I reject the hypothesis that students give high evaluations to instructors who dumb down their courses, teach to the test, grade high, and joke a lot in class. On the contrary, they resent such teachers because they are not getting their money’s worth. I observed a positive correlation between overall evaluation scores and a key evaluation-form item that indicated that the course required more work than average. Informal conversations with students known to be serious tended to confirm the formal evaluation scores.

Re-direct:

Dean Eckles, PhD candidate at Stanford’s CHIMe lab offers this response to Andrew Gelman’s blog post (linked above):

Students like doing well on tests etc. This happens when the teacher is either easier (either through making evaluations easier or teaching more directly to the test) or more effective.

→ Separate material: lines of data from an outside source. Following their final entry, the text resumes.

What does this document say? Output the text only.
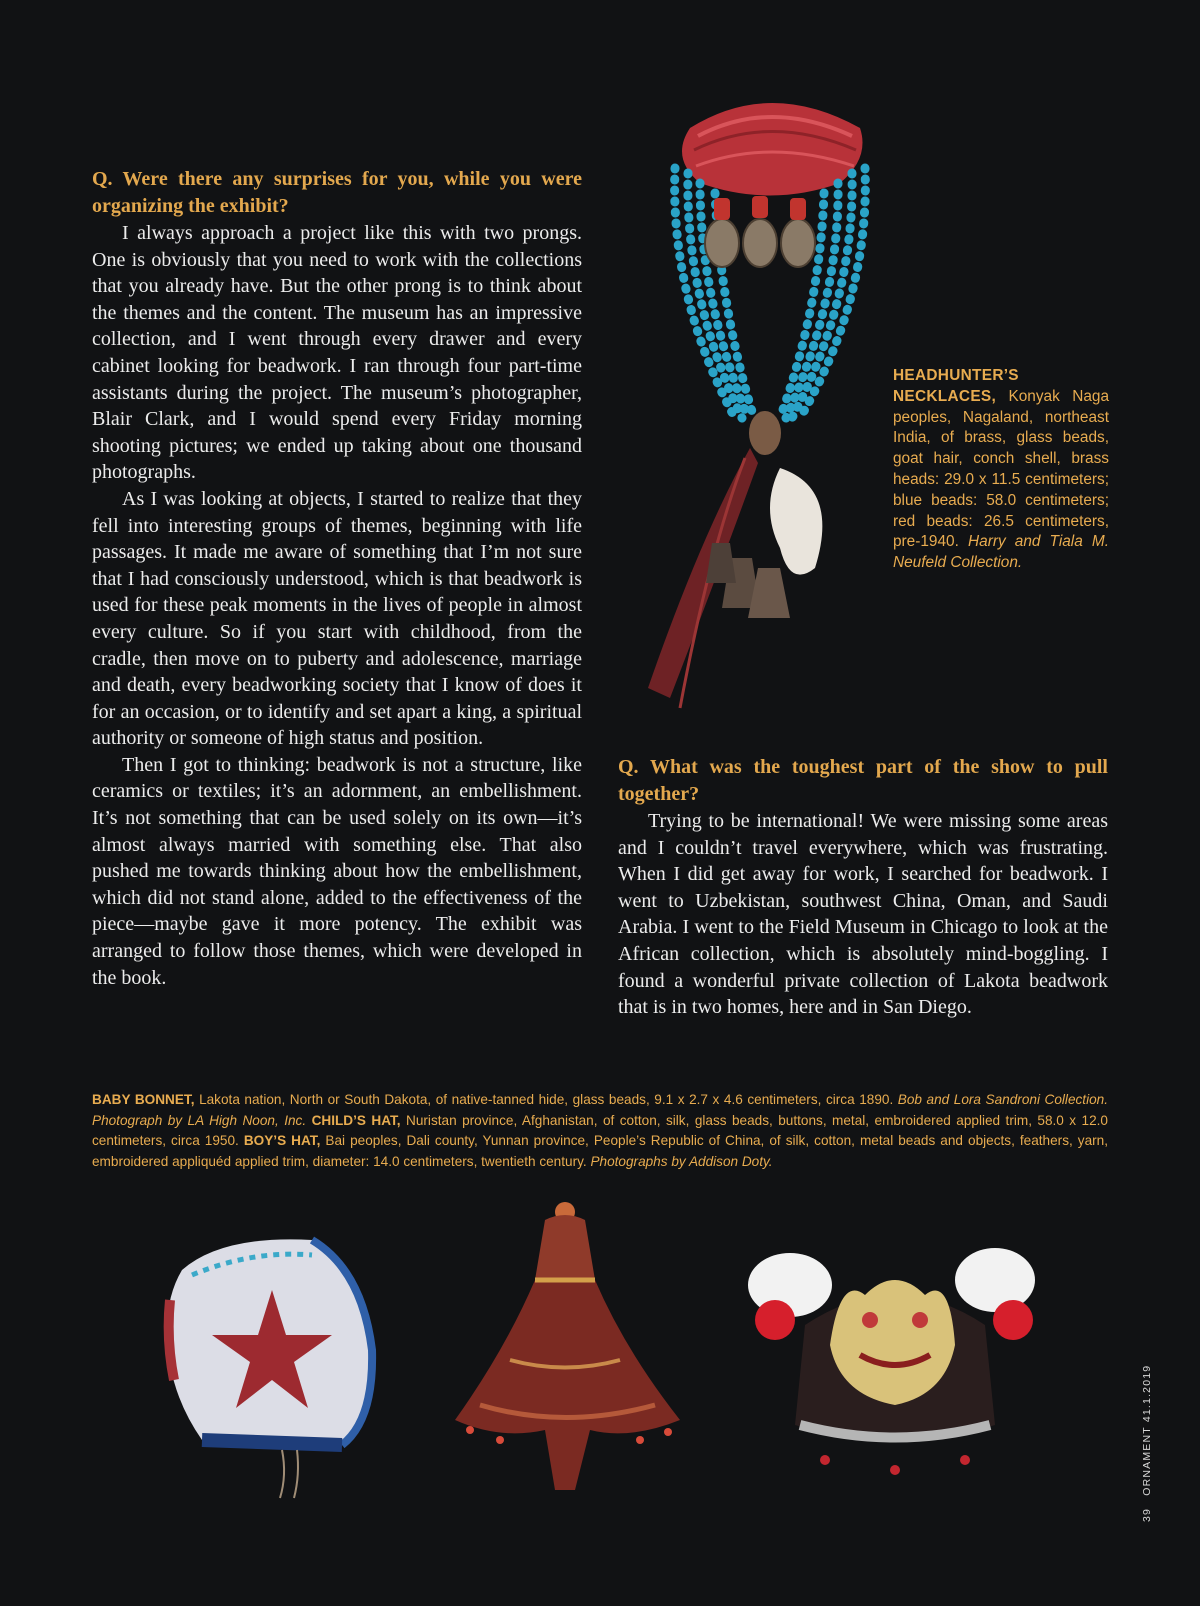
Q. Were there any surprises for you, while you were organizing the exhibit?

I always approach a project like this with two prongs. One is obviously that you need to work with the collections that you already have. But the other prong is to think about the themes and the content. The museum has an impressive collection, and I went through every drawer and every cabinet looking for beadwork. I ran through four part-time assistants during the project. The museum’s photographer, Blair Clark, and I would spend every Friday morning shooting pictures; we ended up taking about one thousand photographs.

As I was looking at objects, I started to realize that they fell into interesting groups of themes, beginning with life passages. It made me aware of something that I’m not sure that I had consciously understood, which is that beadwork is used for these peak moments in the lives of people in almost every culture. So if you start with childhood, from the cradle, then move on to puberty and adolescence, marriage and death, every beadworking society that I know of does it for an occasion, or to identify and set apart a king, a spiritual authority or someone of high status and position.

Then I got to thinking: beadwork is not a structure, like ceramics or textiles; it’s an adornment, an embellishment. It’s not something that can be used solely on its own—it’s almost always married with something else. That also pushed me towards thinking about how the embellishment, which did not stand alone, added to the effectiveness of the piece—maybe gave it more potency. The exhibit was arranged to follow those themes, which were developed in the book.

Q. What was the toughest part of the show to pull together?

Trying to be international! We were missing some areas and I couldn’t travel everywhere, which was frustrating. When I did get away for work, I searched for beadwork. I went to Uzbekistan, southwest China, Oman, and Saudi Arabia. I went to the Field Museum in Chicago to look at the African collection, which is absolutely mind-boggling. I found a wonderful private collection of Lakota beadwork that is in two homes, here and in San Diego.

HEADHUNTER’S NECKLACES, Konyak Naga peoples, Nagaland, northeast India, of brass, glass beads, goat hair, conch shell, brass heads: 29.0 x 11.5 centimeters; blue beads: 58.0 centimeters; red beads: 26.5 centimeters, pre-1940. Harry and Tiala M. Neufeld Collection.
BABY BONNET, Lakota nation, North or South Dakota, of native-tanned hide, glass beads, 9.1 x 2.7 x 4.6 centimeters, circa 1890. Bob and Lora Sandroni Collection. Photograph by LA High Noon, Inc. CHILD’S HAT, Nuristan province, Afghanistan, of cotton, silk, glass beads, buttons, metal, embroidered applied trim, 58.0 x 12.0 centimeters, circa 1950. BOY’S HAT, Bai peoples, Dali county, Yunnan province, People’s Republic of China, of silk, cotton, metal beads and objects, feathers, yarn, embroidered appliquéd applied trim, diameter: 14.0 centimeters, twentieth century. Photographs by Addison Doty.
39 ORNAMENT 41.1.2019
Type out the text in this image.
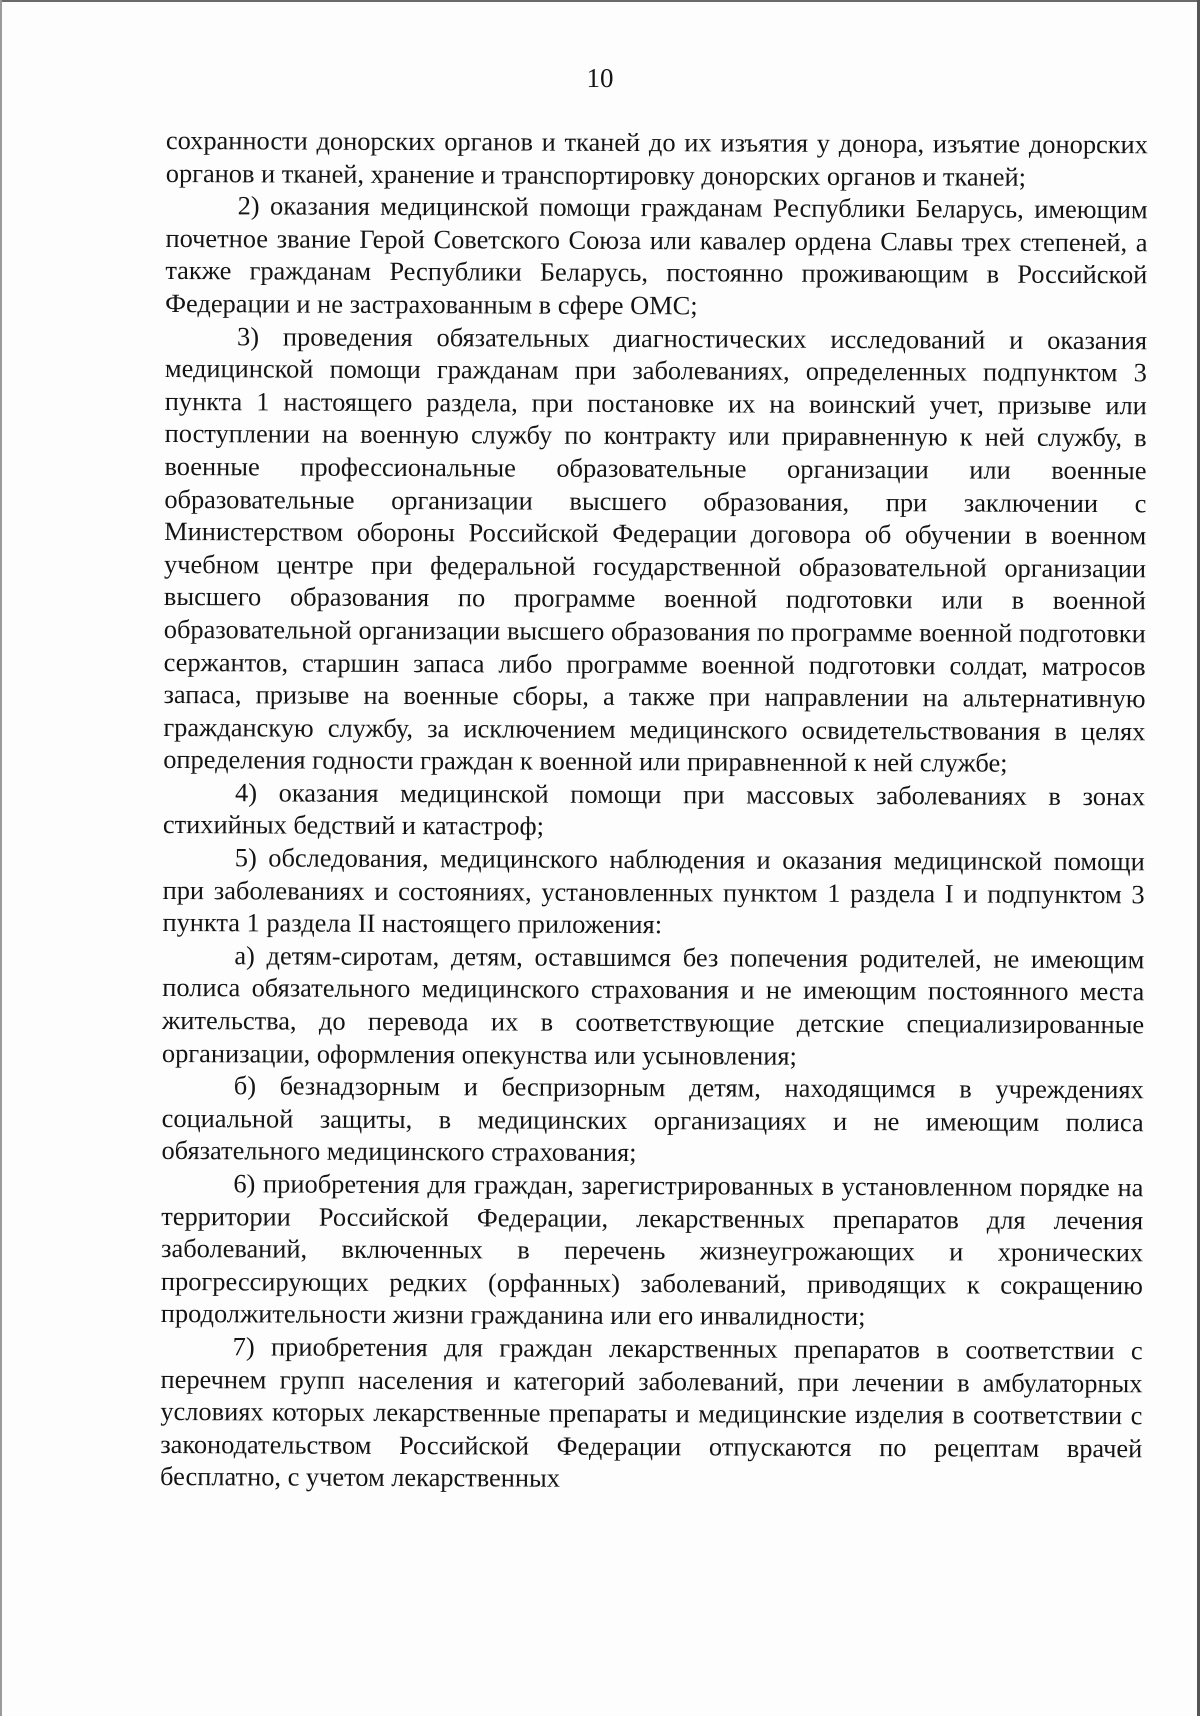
10

сохранности донорских органов и тканей до их изъятия у донора, изъятие донорских органов и тканей, хранение и транспортировку донорских органов и тканей;

2) оказания медицинской помощи гражданам Республики Беларусь, имеющим почетное звание Герой Советского Союза или кавалер ордена Славы трех степеней, а также гражданам Республики Беларусь, постоянно проживающим в Российской Федерации и не застрахованным в сфере ОМС;

3) проведения обязательных диагностических исследований и оказания медицинской помощи гражданам при заболеваниях, определенных подпунктом 3 пункта 1 настоящего раздела, при постановке их на воинский учет, призыве или поступлении на военную службу по контракту или приравненную к ней службу, в военные профессиональные образовательные организации или военные образовательные организации высшего образования, при заключении с Министерством обороны Российской Федерации договора об обучении в военном учебном центре при федеральной государственной образовательной организации высшего образования по программе военной подготовки или в военной образовательной организации высшего образования по программе военной подготовки сержантов, старшин запаса либо программе военной подготовки солдат, матросов запаса, призыве на военные сборы, а также при направлении на альтернативную гражданскую службу, за исключением медицинского освидетельствования в целях определения годности граждан к военной или приравненной к ней службе;

4) оказания медицинской помощи при массовых заболеваниях в зонах стихийных бедствий и катастроф;

5) обследования, медицинского наблюдения и оказания медицинской помощи при заболеваниях и состояниях, установленных пунктом 1 раздела I и подпунктом 3 пункта 1 раздела II настоящего приложения:

а) детям-сиротам, детям, оставшимся без попечения родителей, не имеющим полиса обязательного медицинского страхования и не имеющим постоянного места жительства, до перевода их в соответствующие детские специализированные организации, оформления опекунства или усыновления;

б) безнадзорным и беспризорным детям, находящимся в учреждениях социальной защиты, в медицинских организациях и не имеющим полиса обязательного медицинского страхования;

6) приобретения для граждан, зарегистрированных в установленном порядке на территории Российской Федерации, лекарственных препаратов для лечения заболеваний, включенных в перечень жизнеугрожающих и хронических прогрессирующих редких (орфанных) заболеваний, приводящих к сокращению продолжительности жизни гражданина или его инвалидности;

7) приобретения для граждан лекарственных препаратов в соответствии с перечнем групп населения и категорий заболеваний, при лечении в амбулаторных условиях которых лекарственные препараты и медицинские изделия в соответствии с законодательством Российской Федерации отпускаются по рецептам врачей бесплатно, с учетом лекарственных
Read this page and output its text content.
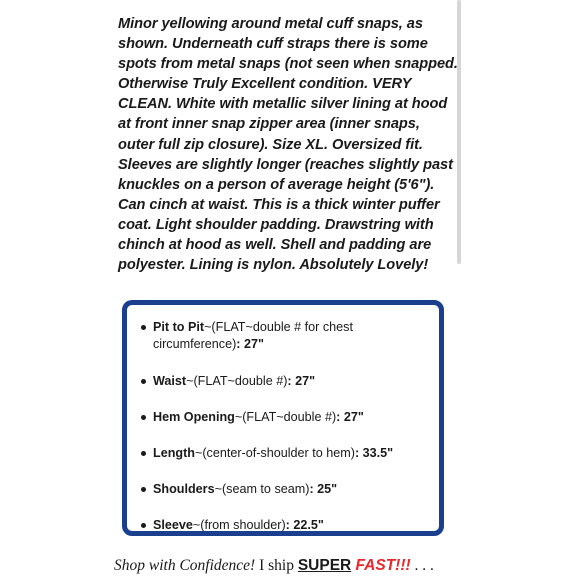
Minor yellowing around metal cuff snaps, as shown. Underneath cuff straps there is some spots from metal snaps (not seen when snapped. Otherwise Truly Excellent condition. VERY CLEAN. White with metallic silver lining at hood at front inner snap zipper area (inner snaps, outer full zip closure). Size XL. Oversized fit. Sleeves are slightly longer (reaches slightly past knuckles on a person of average height (5'6"). Can cinch at waist. This is a thick winter puffer coat. Light shoulder padding. Drawstring with chinch at hood as well. Shell and padding are polyester. Lining is nylon. Absolutely Lovely!

Pit to Pit~(FLAT~double # for chest circumference): 27"
Waist~(FLAT~double #): 27"
Hem Opening~(FLAT~double #): 27"
Length~(center-of-shoulder to hem): 33.5"
Shoulders~(seam to seam): 25"
Sleeve~(from shoulder): 22.5"
Shop with Confidence! I ship SUPER FAST!!! . . .
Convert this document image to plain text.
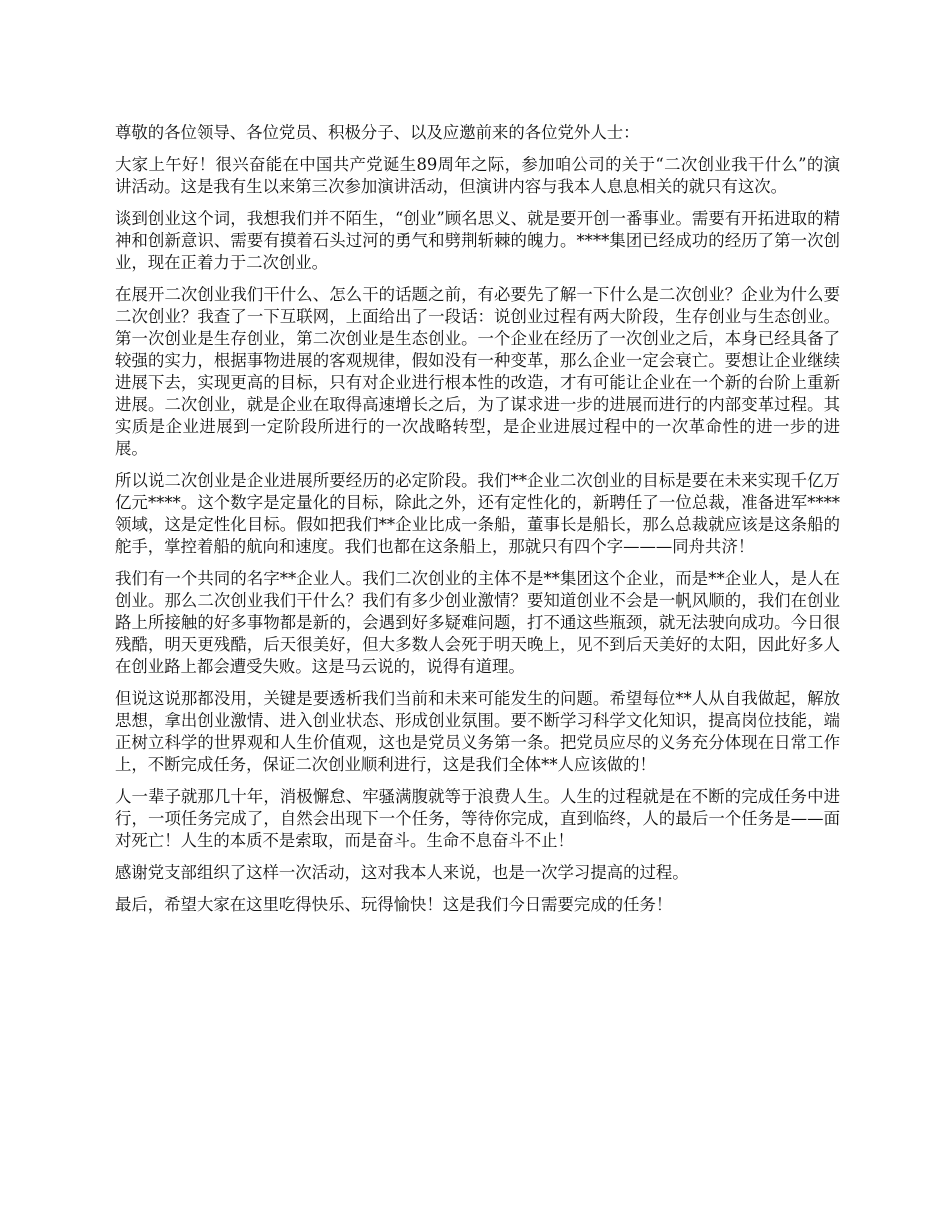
尊敬的各位领导、各位党员、积极分子、以及应邀前来的各位党外人士：

大家上午好！很兴奋能在中国共产党诞生89周年之际，参加咱公司的关于“二次创业我干什么”的演讲活动。这是我有生以来第三次参加演讲活动，但演讲内容与我本人息息相关的就只有这次。

谈到创业这个词，我想我们并不陌生，“创业”顾名思义、就是要开创一番事业。需要有开拓进取的精神和创新意识、需要有摸着石头过河的勇气和劈荆斩棘的魄力。****集团已经成功的经历了第一次创业，现在正着力于二次创业。

在展开二次创业我们干什么、怎么干的话题之前，有必要先了解一下什么是二次创业？企业为什么要二次创业？我查了一下互联网，上面给出了一段话：说创业过程有两大阶段，生存创业与生态创业。第一次创业是生存创业，第二次创业是生态创业。一个企业在经历了一次创业之后，本身已经具备了较强的实力，根据事物进展的客观规律，假如没有一种变革，那么企业一定会衰亡。要想让企业继续进展下去，实现更高的目标，只有对企业进行根本性的改造，才有可能让企业在一个新的台阶上重新进展。二次创业，就是企业在取得高速增长之后，为了谋求进一步的进展而进行的内部变革过程。其实质是企业进展到一定阶段所进行的一次战略转型，是企业进展过程中的一次革命性的进一步的进展。

所以说二次创业是企业进展所要经历的必定阶段。我们**企业二次创业的目标是要在未来实现千亿万亿元****。这个数字是定量化的目标，除此之外，还有定性化的，新聘任了一位总裁，准备进军****领域，这是定性化目标。假如把我们**企业比成一条船，董事长是船长，那么总裁就应该是这条船的舵手，掌控着船的航向和速度。我们也都在这条船上，那就只有四个字———同舟共济！

我们有一个共同的名字**企业人。我们二次创业的主体不是**集团这个企业，而是**企业人，是人在创业。那么二次创业我们干什么？我们有多少创业激情？要知道创业不会是一帆风顺的，我们在创业路上所接触的好多事物都是新的，会遇到好多疑难问题，打不通这些瓶颈，就无法驶向成功。今日很残酷，明天更残酷，后天很美好，但大多数人会死于明天晚上，见不到后天美好的太阳，因此好多人在创业路上都会遭受失败。这是马云说的，说得有道理。

但说这说那都没用，关键是要透析我们当前和未来可能发生的问题。希望每位**人从自我做起，解放思想，拿出创业激情、进入创业状态、形成创业氛围。要不断学习科学文化知识，提高岗位技能，端正树立科学的世界观和人生价值观，这也是党员义务第一条。把党员应尽的义务充分体现在日常工作上，不断完成任务，保证二次创业顺利进行，这是我们全体**人应该做的！

人一辈子就那几十年，消极懈怠、牢骚满腹就等于浪费人生。人生的过程就是在不断的完成任务中进行，一项任务完成了，自然会出现下一个任务，等待你完成，直到临终，人的最后一个任务是——面对死亡！人生的本质不是索取，而是奋斗。生命不息奋斗不止！

感谢党支部组织了这样一次活动，这对我本人来说，也是一次学习提高的过程。

最后，希望大家在这里吃得快乐、玩得愉快！这是我们今日需要完成的任务！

Conditioning on this outcome, is conditioning on a collider that introduces a negative dependence between teacher quality and other factors affecting student satisfaction (e.g., how easy they are).

From Jeff Ely’s blog, a comment by Brian Moore raises this critical question:

“Second, students recognize when they are being taught by an outstanding teacher and they give him good evaluations.”

Do we know this for sure? Perhaps they know when they have an outstanding teacher, but by definition, those are relatively few.

Closing thoughts:

These discussions raise many key questions, namely:

  • how to measure good teaching;
  • tensions between short-term and long-term assessment and evaluation[1];
  • how well students’ grades measure learning, and how grades impact their perception of learning;
  • the relationship between learning, motivation, and affect (satisfaction);
  • but perhaps most deeply, the question of student metacognition.

The anecdotal comments others have provided about how students respond on evaluations are more fairly couched in the terms “some students.” Given the considerable variability among students, interpreting student evaluations needs to account for those individual differences in teasing out the actual teaching and learning that underlie self-reported perceptions. Buried within those evaluations may be a valuable signal masked by a lot of noise– or more problematically, multiple signals that cancel and drown each other out.

[1] For example, see this review of research demonstrating that training which produces better short-term performance can produce worse long-term learning:
Schmidt, R.A., & Bjork, R.A. (1992). New conceptualizations of practice: Common principles in three paradigms suggest new concepts for training. Psychological Science, 3, 207-217.